Coppinger’s first professional studies of dogs occurred on the runners of a dog sled. During a twelve-year mushing career, he progressed from a five-dog to a sixteen-dog team, won many races on the northeast (USA) circuits, and developed a new strain of fast, responsive sled dogs. Many of these went on to run in Alaskan championship races. His research projects with sled dogs include responses of racing dogs to the stress of heat retention, and the amounts of energy required to pull sled and driver.
In 1976, Ray and his wife Lorna founded the Livestock Guarding Dog Project at Hampshire College. This long-term investigation into the behavior of a new kind of dog for farmers and ranchers in the United States has resulted in greater understanding of early developmental behavior of dogs, and how early experience (or lack of it) can affect adult behavior.

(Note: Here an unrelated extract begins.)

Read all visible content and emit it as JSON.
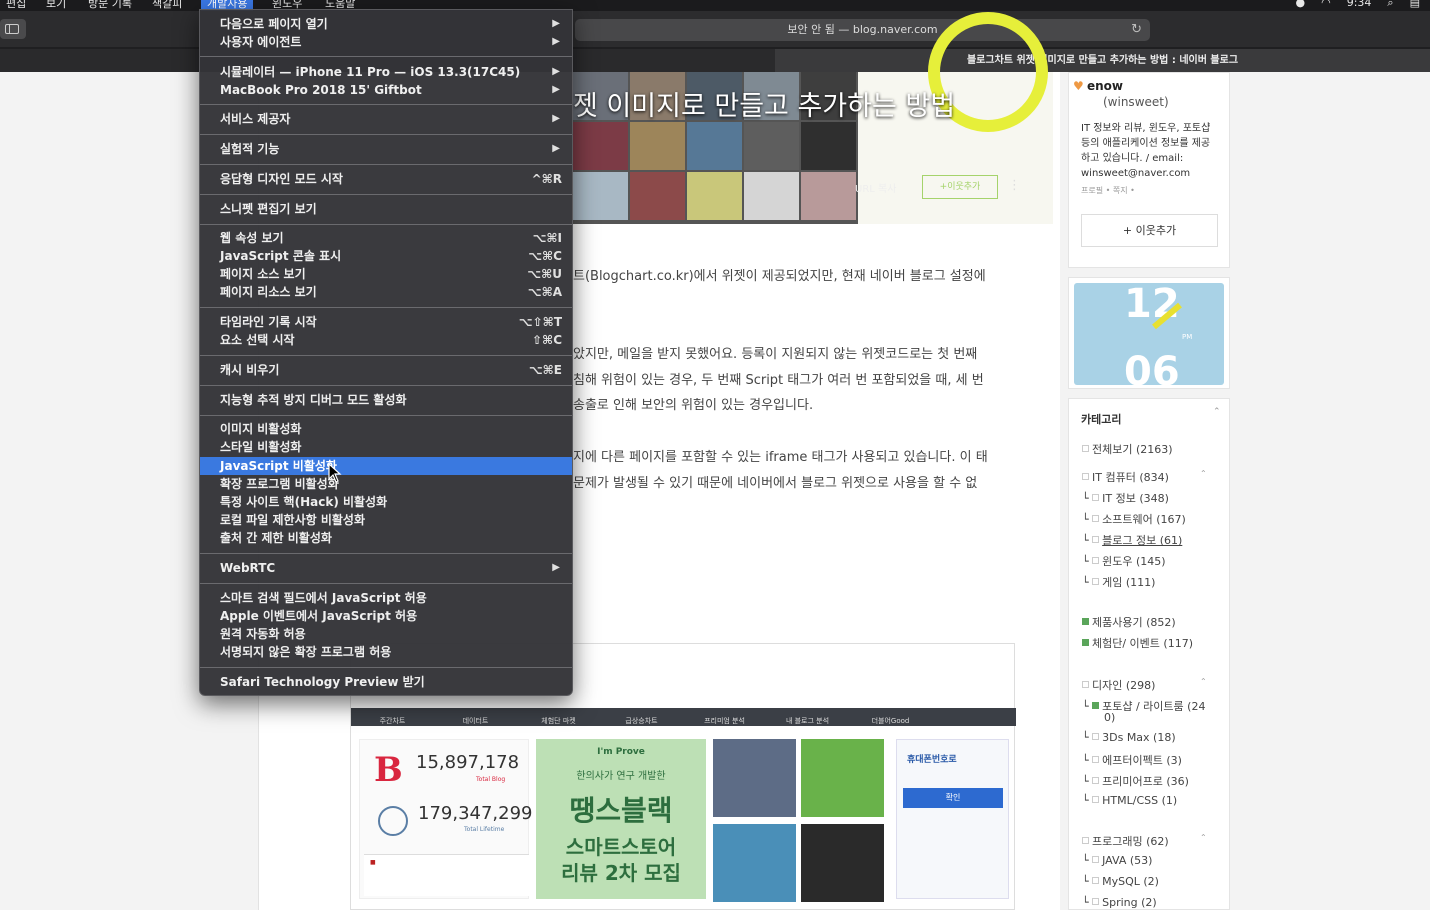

For the past several years, Ray has turned his attention to assistance dogs. His first-hand knowledge of harnesses for dogs, the mechanics and physiology of pulling, and the relationship between experience, training and behavior give him a unique insight into the lives of the dogs which are being asked to enhance the lives of people with special needs.
Ray (and his colleagues and students) have published over fifty papers on his dog research. His favorite publication, however, is the book Fishing Dogs, a humorous and iconoclastic look at dogs, fishermen and professors.
His latest book, co-authored with Lorna Coppinger, is DOGS: A Startling New Understanding of Canine Origin, Behavior, and Evolution, published by Scribner, NY, in 2001. It has been translated into seven languages.
His lecture trips around the world to talk about dogs are always supplemented by a day or two searching local waters for the perfect fish.